Navigating The Emotions of Life Toward Maturity

Recently I read an “inner healing” sales pitch that promised “Freedom From Negative Emotions” and cringed.
I cringed because I know that lots of people are probably thinking, “Sign me up for that!”.
Visions of a life free of problems and a constant state of emotional bliss sure are tempting, but the truth is, that’s not life.
Life isn’t all “up”.
In fact, that’s the lure that many drug addicts ruin their lives chasing after.
God gave us the ability to feel negative emotions so that we can navigate life in a healthy way.
In fact, He feels them too. He doesn’t let His emotions control His actions… but He feels them!
Emotional maturity does not mean only being happy and living on cloud nine. It means that you have the ability to navigate all the emotions without getting stuck.
Emotional maturity involves being open to feeling any emotions that you might have at any given moment. It’s also about learning to recognize the difference between our “feelings” and our “triggered reactions”.
In my book, The Bridges of Chara, I compare our emotions to islands that we travel to on a regular basis in the context of life.

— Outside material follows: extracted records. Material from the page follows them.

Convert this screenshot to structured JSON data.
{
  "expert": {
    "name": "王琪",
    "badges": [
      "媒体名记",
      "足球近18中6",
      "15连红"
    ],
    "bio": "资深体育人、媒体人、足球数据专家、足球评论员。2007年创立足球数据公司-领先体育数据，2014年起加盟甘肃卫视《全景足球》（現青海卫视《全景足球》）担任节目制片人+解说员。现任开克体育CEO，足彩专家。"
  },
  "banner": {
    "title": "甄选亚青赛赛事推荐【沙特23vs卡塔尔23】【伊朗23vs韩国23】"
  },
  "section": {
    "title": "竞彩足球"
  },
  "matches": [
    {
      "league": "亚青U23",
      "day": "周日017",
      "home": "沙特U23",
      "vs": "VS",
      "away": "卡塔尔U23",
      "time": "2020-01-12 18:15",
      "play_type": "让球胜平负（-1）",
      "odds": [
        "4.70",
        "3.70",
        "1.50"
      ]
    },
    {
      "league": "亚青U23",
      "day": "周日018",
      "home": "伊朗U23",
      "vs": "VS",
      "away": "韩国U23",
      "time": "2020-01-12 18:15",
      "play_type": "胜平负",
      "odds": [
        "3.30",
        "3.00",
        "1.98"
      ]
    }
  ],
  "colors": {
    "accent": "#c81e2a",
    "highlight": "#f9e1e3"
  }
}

I describe how an emotionally mature person will “build bridges” back to joy from each of these negative emotions making them each a safe place to go when needed.
Over the course of the small group discussions and introspective homework, many people discover that they have learned to skip past emotions that they “don’t like” and land on a “favorite” instead. This is more of a triggered reaction than an actual, legitimate emotion.
How about an example?
Earlier this year I had the flu. I spent the better part of 10 days on the couch with a fever. One morning, my husband found me on the couch…again- and started complaining loudly about the way the laundry was piling up. He was acting really mad at me, and his body language and voice tone all conveyed nothing but anger.

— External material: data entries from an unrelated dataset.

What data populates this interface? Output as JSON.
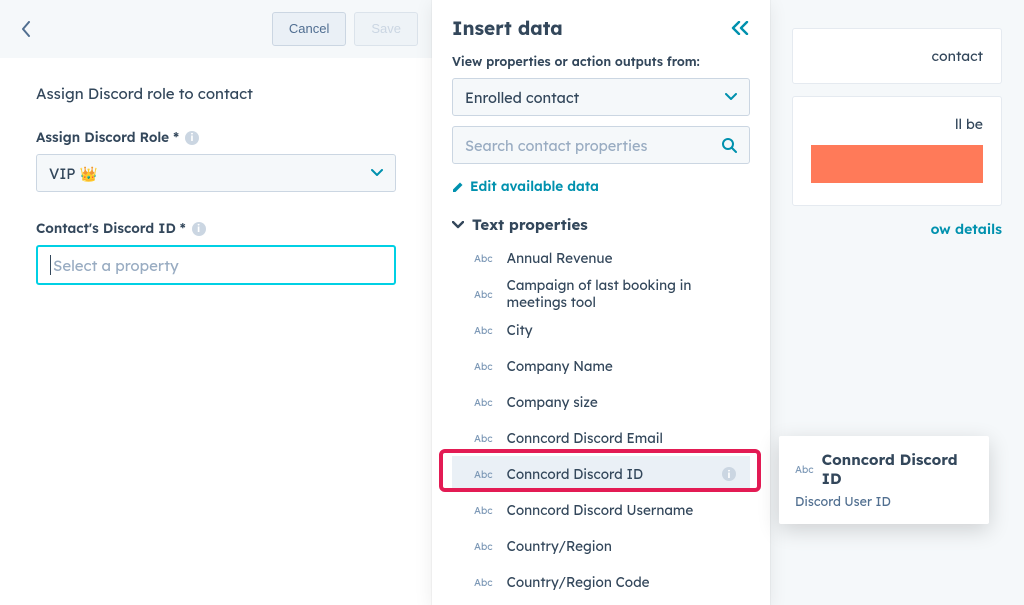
{
  "header": {
    "cancel": "Cancel",
    "save": "Save"
  },
  "config": {
    "title": "Assign Discord role to contact",
    "role_label": "Assign Discord Role *",
    "role_value": "VIP 👑",
    "discord_id_label": "Contact's Discord ID *",
    "discord_id_placeholder": "Select a property"
  },
  "flyout": {
    "title": "Insert data",
    "subtitle": "View properties or action outputs from:",
    "source_value": "Enrolled contact",
    "search_placeholder": "Search contact properties",
    "edit_link": "Edit available data",
    "group_header": "Text properties",
    "properties": [
      "Annual Revenue",
      "Campaign of last booking in meetings tool",
      "City",
      "Company Name",
      "Company size",
      "Conncord Discord Email",
      "Conncord Discord ID",
      "Conncord Discord Username",
      "Country/Region",
      "Country/Region Code"
    ],
    "highlight_index": 6
  },
  "right": {
    "card1_tail": "contact",
    "card2_tail": "ll be",
    "details_tail": "ow details"
  },
  "tooltip": {
    "title": "Conncord Discord ID",
    "desc": "Discord User ID"
  },
  "colors": {
    "teal": "#0091ae",
    "cyan": "#00d0e4",
    "orange": "#ff7a59",
    "ring": "#e31b54"
  }
}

My 21-year-old son said something to the effect of, “Dad, she’s sick, get off her case”, and then my husband silently and begrudgingly grabbed his wrinkled clothes from the dryer.
Later that day he called me and apologized. He told me that he had realized that seeing me in this weak state was reminding him of his mother’s last days before losing the battle to cancer. He doesn’t do “sad” and he also doesn’t like to feel afraid. He realized he was afraid of losing me, and “jumped” right over to anger island instead of feeling fear.

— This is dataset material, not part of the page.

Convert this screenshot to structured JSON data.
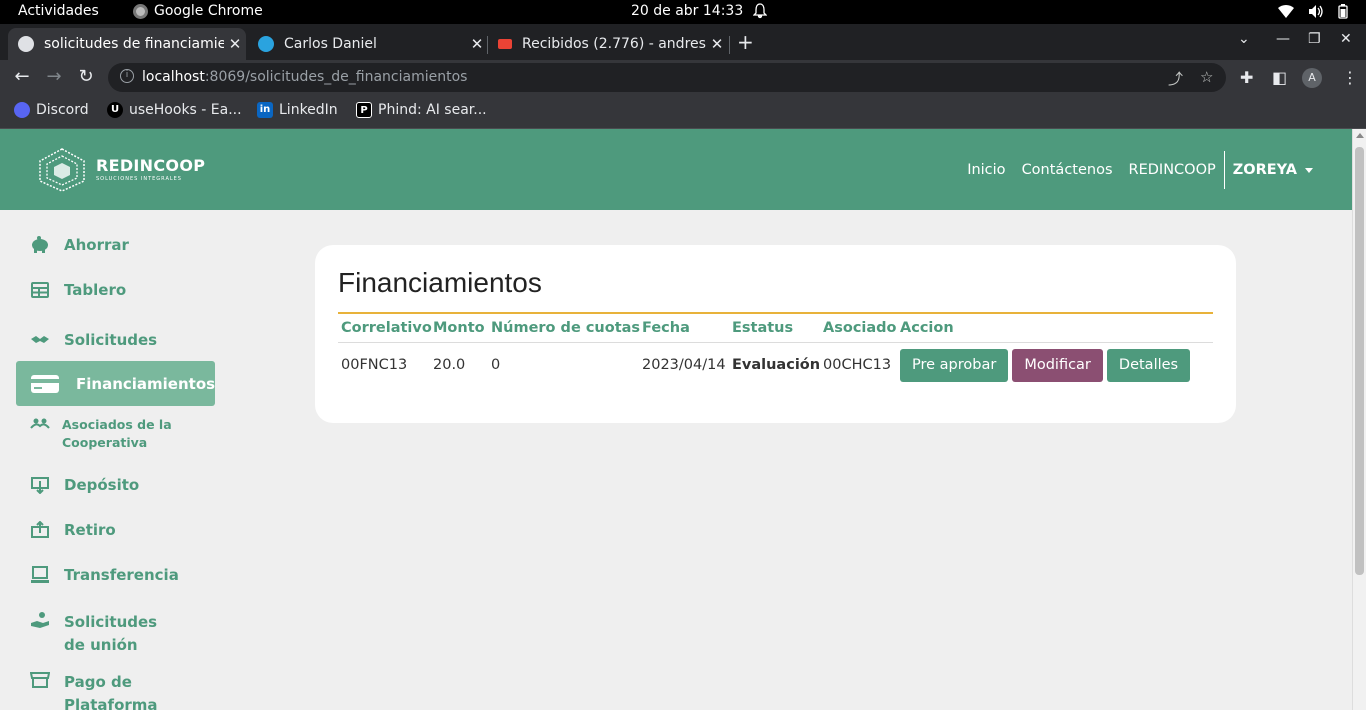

This story is an example of someone who is in the first step towards emotional maturity! Being able to recognize that his anger was a triggered reaction instead of a valid emotion is that first step.
The next step for him in his emotional maturing, was to admit he was afraid of losing me too. Once he admitted it, he allowed himself to feel it, which instantly allowed me to feel it with him. This is all that he needed to help him build a bridge away from fear and back to joy. If he had stayed in anger, I never would have understood why he was angry because it didn’t make any sense! But his fear was real and very understandable and easy to synchronize with.
His next step toward full emotional maturity will be to feel the very real sadness of losing his mother. Without feeling it first he won’t be able to avoid this trigger again in the future.
Emotional maturity is all about allowing ourselves to feel the emotions of life and then return to joy—that inner place where we know we are not alone—and God or someone else is glad to be with us no matter what.
“Freedom from our negative emotions” will never lead us to peace because deep inside we’ll know the truth. Pretending our negative emotions and painful places don’t exist only robs us of the chance to build a bridge to that place I call “Chara” where people can be genuinely glad to be with us.
Without negative emotions, emotional maturity and joy will always elude us, because we’re denying ourselves the chance to let others be with us in our pain.